Thank you all for always supporting me and I hope you all enjoy the music. I’ll post again on release day.
Some people asked for the tracklisting on the new album Eternity. Well, here it is:
- You and I
- Ocean of Inspiration
- Never Let Go
- Above the Stars
- Overwhelming Beauty
- Blossom of Eternity
- 530 Reasons
- Our Dad
Once again, you can listen to preview clips of all the songs here.
As noted in one of my previous posts, my new album Eternity has been sent off to distribution and is slated for worldwide release on May 30, 2017.
You can listen to a preview of all the songs on Eternity here.
Digging back I remember making this post.
It’s really hard sometimes. When reality hits you like a ton of bricks, and there’s really nothing you can do about it. Well, that is, unless you get up and do something about it.
I’ve had people assume the worst things about me because I choose to believe, to influence, and experience life differently than your average six-pack-joe.
The message is in the music. And why this style of music? Because it’s so elaborate, there’s so many different ways you can relate. And you’ve heard what I’ve got so far. I’ll tell you that I’ve gotten nothing but inspiring feedback (for example). I certainly don’t expect it; the simple fact that people can listen to my music and enjoy it means they recognize the message behind it, and it helps me to appreciate that and forge on. And on. And on.
I am currently nearing completion of another exquisite collection of material that I cannot wait to spring upon the world. As I finish each track I can feel it brimming with anticipation of how you guys are going to accept it. Trust me when I tell you, it’s an honor, an exhilaration worth feeling through all the hurt, be it physical or emotional, that an artist makes when composing such music.
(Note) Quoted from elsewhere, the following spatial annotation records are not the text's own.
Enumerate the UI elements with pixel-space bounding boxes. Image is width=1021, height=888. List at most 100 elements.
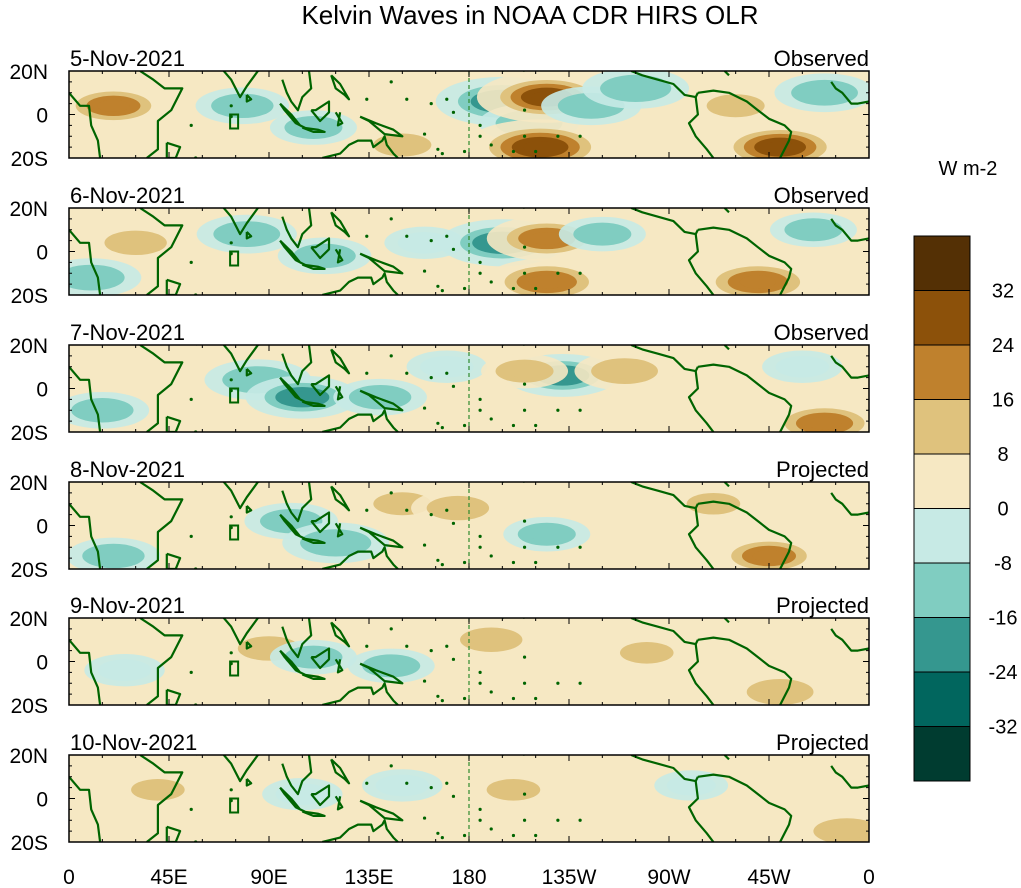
island-dot (489, 554, 493, 558)
coastline (310, 511, 331, 534)
island-dot (445, 508, 449, 512)
island-dot (534, 833, 538, 838)
coastline (69, 366, 102, 432)
island-dot (522, 681, 527, 685)
anomaly-cell (397, 232, 452, 254)
coastline (222, 71, 261, 99)
coastline (830, 628, 869, 652)
colorbar-label: 0 (997, 499, 1008, 521)
island-dot (389, 217, 393, 221)
island-dot (511, 149, 516, 154)
coastline (359, 115, 404, 138)
island-dot (522, 655, 527, 659)
island-dot (511, 560, 516, 565)
anomaly-cell (584, 227, 620, 242)
y-tick-label: 20S (11, 148, 48, 171)
coastline (334, 795, 344, 811)
coastline (687, 780, 715, 842)
island-dot (189, 670, 193, 674)
island-dot (462, 423, 467, 428)
y-tick-label: 20S (11, 832, 48, 855)
island-dot (478, 670, 482, 674)
coastline (222, 345, 261, 373)
coastline (222, 482, 261, 510)
island-dot (511, 423, 516, 428)
island-dot (478, 134, 482, 138)
island-dot (511, 696, 516, 701)
anomaly-cell (807, 416, 842, 430)
island-dot (405, 234, 409, 238)
island-dot (436, 284, 440, 288)
island-dot (556, 818, 560, 822)
island-dot (189, 260, 193, 264)
x-tick-label: 45E (150, 866, 187, 888)
coastlines (69, 345, 869, 432)
map-panel: 20N 0 20S 9-Nov-2021 Projected (9, 593, 870, 718)
island-dot (229, 651, 233, 655)
x-tick-label: 180 (451, 866, 486, 888)
anomaly-cell (507, 364, 542, 378)
anomaly-cell (796, 222, 831, 237)
coastline (322, 135, 399, 158)
coastline (334, 522, 344, 538)
coastline (697, 636, 793, 705)
island-dot (389, 627, 393, 631)
island-dot (534, 560, 538, 565)
coastline (281, 208, 313, 249)
island-dot (229, 104, 233, 108)
coastline (69, 776, 102, 842)
x-tick-label: 90E (250, 866, 287, 888)
island-dot (429, 239, 433, 243)
coastline (322, 682, 399, 705)
coastline (334, 658, 344, 674)
coastline (245, 778, 253, 787)
island-dot (389, 764, 393, 768)
island-dot (451, 657, 456, 661)
coastlines (69, 208, 869, 295)
island-dot (429, 102, 433, 106)
island-dot (522, 818, 527, 822)
coastline (330, 74, 351, 101)
coastline (301, 400, 326, 407)
island-dot (451, 384, 456, 388)
coastline (222, 208, 261, 236)
coastline (165, 688, 182, 705)
island-dot (462, 696, 467, 701)
coastline (139, 482, 184, 569)
island-dot (489, 690, 493, 694)
island-dot (189, 807, 193, 811)
island-dot (578, 681, 582, 685)
coastline (245, 505, 253, 514)
coastline (139, 618, 184, 705)
island-dot (365, 508, 369, 512)
anomaly-cell (486, 779, 541, 801)
anomaly-cell (116, 235, 155, 251)
anomaly-cell (739, 275, 776, 289)
island-dot (365, 371, 369, 375)
colorbar-swatch (913, 399, 971, 455)
map-panel: 20N 0 20S 5-Nov-2021 Observed (9, 46, 870, 171)
island-dot (556, 681, 560, 685)
y-tick-label: 0 (36, 516, 48, 539)
island-dot (478, 681, 482, 685)
island-dot (478, 807, 482, 811)
island-dot (511, 833, 516, 838)
panel-status: Observed (774, 46, 869, 71)
island-dot (478, 123, 482, 127)
coastline (322, 819, 399, 842)
island-dot (436, 831, 440, 835)
island-dot (462, 560, 467, 565)
coastline (310, 647, 331, 670)
island-dot (478, 260, 482, 264)
island-dot (389, 354, 393, 358)
coastline (330, 211, 351, 238)
coastline (301, 810, 326, 817)
island-dot (534, 149, 538, 154)
island-dot (405, 97, 409, 101)
panel-date: 8-Nov-2021 (70, 457, 185, 482)
anomaly-cell (94, 548, 133, 564)
coastline (359, 389, 404, 412)
colorbar-label: -32 (989, 717, 1018, 739)
island-dot (429, 786, 433, 790)
coastline (330, 621, 351, 648)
In the end, I expect nothing from the world in return for this. If I stand to benefit from what I do, I am grateful. I am just another piece of the puzzle with a story to tell. To make my mark in the world, to let my story be heard, to let it be known that all this is a result of a catalyst: an event that propelled me to do what I do. To shed any and all stereotypes, labels and derision (Lord knows how many I’ve endured), and use sadness, pain, longing, and turn it into something beautiful.
Thank you all for even lending me your ear-time; again, the way I see it, it’s an honor worthy of the trade. I promise you that the music you are about to hear soon will hopefully help to affect change your life; mine too. And, without words, it will help you to understand a little more about the story I’m telling; a quite common one in life, yet one I feel is so profound (in my case), and different, that words will never describe.
You know, sometimes, things just happen the way they do. Don’t you just wish sometimes when something happens, that you can wake up from it and it was all a nightmare?
What if you wake up and the nightmare doesn’t stop………………?
Or when you walk in the 90* sun and still break out in a cold sweat?
These are all things that are ripe for inspiration for some of the best music. It’s always been like that since the beginning of time: the best of man comes when he is in the worst possible situation.
I can’t possibly tell you what nightmare I’m going through, but it’s going to be this way for a long, long time. I wish it weren’t like this. I wish I could wake up and it would all be a bad dream.
Over the next few months, I will continue to push forward with the release of my album, including videos, in addition to pieces of my previous album, “Whispers of Winter”. In the meantime, such pain that I experience will only serve to fuel the next chapter in my musical history, which I’ve already begun. This one is going to be good from what I hear already.